When the arguments are properly before the court, Chief Justice John Roberts and Associate Justices Amy Coney Barrett, Neil Gorsuch, Ketanji Brown Jackson, Elena Kagan, Brett Kavanaugh and Sonia Sotomayor will have both a constitutional obligation and a statutory obligation to enforce recusal standards.
Indeed, there is even a compelling argument based on case law that Chief Justice Roberts and the other, unaffected justices should raise the matter of recusal on their own (or sua sponte). Numerous circuit courts have agreed with the Eighth Circuit that this is the right course of action when members of an appellate court are aware of “overt acts” of a judge reflecting personal bias. Cases like this stand for the idea that appellate jurists who see something should say something instead of placing all the burden on parties in a case who would have to risk angering a judge by bringing up the awkward matter of potential bias and favoritism on the bench.
But even if no member of the court raises the issue of recusal, the urgent need to deal with it persists. Once it is raised, the court would almost surely have to find that the due process clause and Section 455 compel Justices Alito and Thomas to recuse themselves. To arrive at that substantive conclusion, the justices need only read their court’s own recusal decisions. . . .

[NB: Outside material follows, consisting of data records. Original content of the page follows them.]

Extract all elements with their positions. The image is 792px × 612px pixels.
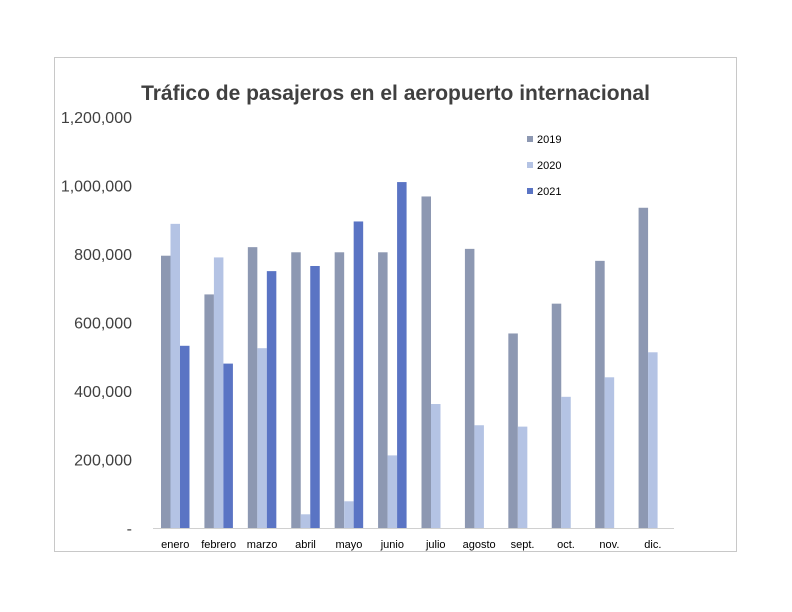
x-tick-label: abril	[295, 539, 316, 551]
bar-2020-abril	[300, 514, 311, 528]
bar-2021-marzo	[266, 271, 277, 528]
bar-2020-marzo	[257, 348, 267, 528]
bar-2020-dic.	[648, 352, 658, 528]
bar-2019-agosto	[464, 248, 475, 529]
bar-2019-enero	[161, 255, 171, 528]
x-axis-ticks: enero febrero marzo abril mayo junio julio agos…	[161, 539, 661, 551]
x-tick-label: oct.	[557, 539, 575, 551]
y-tick-label: 800,000	[74, 247, 132, 264]
x-tick-label: dic.	[644, 539, 661, 551]
x-tick-label: febrero	[201, 539, 236, 551]
bar-2020-oct.	[561, 396, 571, 528]
bar-2019-febrero	[204, 294, 214, 528]
bar-2019-marzo	[247, 247, 258, 528]
legend-swatch-2019	[527, 136, 533, 142]
y-tick-label: 1,000,000	[61, 179, 132, 196]
bar-2021-abril	[310, 265, 320, 528]
bar-2019-junio	[378, 252, 388, 528]
x-tick-label: mayo	[335, 539, 362, 551]
bar-2019-mayo	[334, 252, 345, 528]
legend-label: 2020	[537, 160, 561, 172]
x-tick-label: junio	[380, 539, 404, 551]
x-tick-label: julio	[425, 539, 446, 551]
legend-swatch-2021	[527, 188, 533, 194]
y-axis-ticks: - 200,000 400,000 600,000 800,000 1,000,000 1,…	[61, 110, 132, 538]
legend-label: 2021	[537, 186, 561, 198]
bar-2020-junio	[387, 455, 398, 528]
bar-2020-julio	[431, 404, 441, 528]
y-tick-label: 400,000	[74, 384, 132, 401]
bar-2020-agosto	[474, 425, 484, 528]
y-tick-label: 600,000	[74, 316, 132, 333]
bar-2021-mayo	[353, 221, 364, 528]
bar-2019-sept.	[508, 333, 518, 528]
x-tick-label: enero	[161, 539, 189, 551]
bar-2020-enero	[170, 223, 180, 529]
bar-2021-junio	[397, 182, 407, 528]
legend-swatch-2020	[527, 162, 533, 168]
x-tick-label: nov.	[599, 539, 619, 551]
legend-label: 2019	[537, 134, 561, 146]
bars	[161, 182, 658, 529]
bar-2021-enero	[180, 345, 190, 528]
bar-2020-febrero	[213, 257, 224, 528]
bar-2019-dic.	[638, 207, 649, 528]
bar-2019-abril	[291, 252, 301, 528]
bar-2019-julio	[421, 196, 431, 528]
x-tick-label: marzo	[247, 539, 278, 551]
bar-2021-febrero	[223, 363, 233, 528]
y-tick-label: -	[127, 521, 132, 538]
bar-2020-mayo	[344, 501, 354, 528]
x-tick-label: sept.	[511, 539, 535, 551]
y-tick-label: 200,000	[74, 453, 132, 470]
y-tick-label: 1,200,000	[61, 110, 132, 127]
bar-2019-oct.	[551, 303, 562, 528]
x-tick-label: agosto	[463, 539, 496, 551]
bar-2020-sept.	[517, 426, 528, 528]
chart-title: Tráfico de pasajeros en el aeropuerto in…	[141, 82, 650, 105]
bar-2020-nov.	[604, 377, 615, 528]
bar-2019-nov.	[595, 260, 605, 528]
legend: 2019 2020 2021	[527, 134, 561, 198]
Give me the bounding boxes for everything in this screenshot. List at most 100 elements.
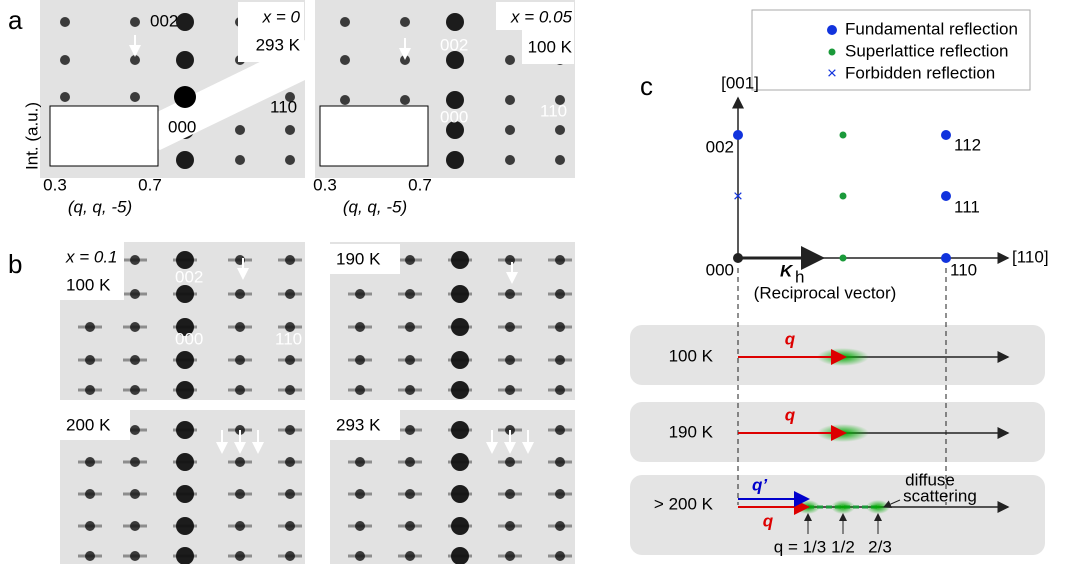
beam-stop [120,40,305,150]
label-box [496,2,574,30]
spot [555,322,565,332]
panel-label: a [8,5,23,35]
axis-label: [001] [721,73,759,92]
rows [738,348,1010,534]
spot [85,489,95,499]
spot [355,289,365,299]
annotation: scattering [903,486,977,505]
spot [285,425,295,435]
fundamental [733,130,743,140]
spot [505,322,515,332]
spot [505,551,515,561]
spot [235,289,245,299]
spot [505,457,515,467]
axis-label: [110] [1012,247,1049,266]
spot [176,547,194,564]
spot-label: 002 [440,35,468,54]
spot [85,355,95,365]
inset-tick: 0.3 [313,175,337,194]
inset-y-label: Int. (a.u.) [22,102,41,170]
spot [285,322,295,332]
q-prime-label: q’ [752,475,767,494]
spot [285,551,295,561]
spot [85,457,95,467]
spot-label: 110 [270,97,297,116]
spot [555,125,565,135]
inset-plot [49,105,159,167]
spot [355,521,365,531]
spot [405,521,415,531]
panel-label: b [8,249,22,279]
spot [285,255,295,265]
temperature: 190 K [336,249,381,268]
composition: x = 0.1 [65,247,118,266]
legend-marker [828,48,836,56]
spot [85,551,95,561]
spot [405,289,415,299]
spot [505,489,515,499]
spot [405,255,415,265]
legend [751,9,1031,91]
spot [446,91,464,109]
spot [85,385,95,395]
superlattice [839,192,847,200]
pointer [883,499,901,508]
spot [405,457,415,467]
spot [555,457,565,467]
spot [340,17,350,27]
row-temperature: 100 K [669,346,714,365]
spot [176,351,194,369]
spot [235,521,245,531]
spot [235,551,245,561]
spot [405,489,415,499]
spot [130,551,140,561]
q-label: q [785,405,796,424]
inset-x-label: (q, q, -5) [68,197,132,216]
spot [285,155,295,165]
spot [235,155,245,165]
origin [733,253,743,263]
spot [555,521,565,531]
legend-text: Fundamental reflection [845,19,1018,38]
spot [405,385,415,395]
spot [451,285,469,303]
spot-label: 110 [540,101,567,120]
panel-label: c [640,71,653,101]
spot [446,13,464,31]
spot [130,17,140,27]
point-label: 000 [706,260,734,279]
spot [505,55,515,65]
spot [130,355,140,365]
row-temperature: > 200 K [654,494,714,513]
spot-label: 000 [175,329,203,348]
spot [340,95,350,105]
diffuse-spot [831,500,855,514]
spot [176,381,194,399]
vector-caption: (Reciprocal vector) [754,283,897,302]
spot [60,55,70,65]
temperature: 293 K [336,415,381,434]
spot [130,489,140,499]
legend-marker [827,25,837,35]
spot [176,453,194,471]
spot [505,385,515,395]
spot [176,251,194,269]
spot [405,355,415,365]
temperature: 100 K [528,37,573,56]
label-box [60,242,124,300]
spot [405,425,415,435]
spot [235,125,245,135]
spot-label: 002 [175,267,203,286]
spot [176,285,194,303]
spot [505,125,515,135]
spot [176,517,194,535]
inset-tick: 0.7 [408,175,432,194]
spot [235,457,245,467]
spot [555,255,565,265]
spot [60,92,70,102]
spot [555,155,565,165]
spot-label: 000 [440,107,468,126]
spot-label: 000 [168,117,196,136]
spot [505,289,515,299]
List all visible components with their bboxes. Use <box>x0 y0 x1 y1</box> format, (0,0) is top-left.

The federal statute on disqualification, Section 455(b), also makes recusal analysis directly applicable to bias imputed to a spouse’s interest in the case. Ms. Thomas and Mrs. Alito (who, according to Justice Alito, is the one who put up the inverted flag outside their home) meet this standard. A judge must recuse him- or herself when a spouse “is known by the judge to have an interest in a case that could be substantially affected by the outcome of the proceeding.”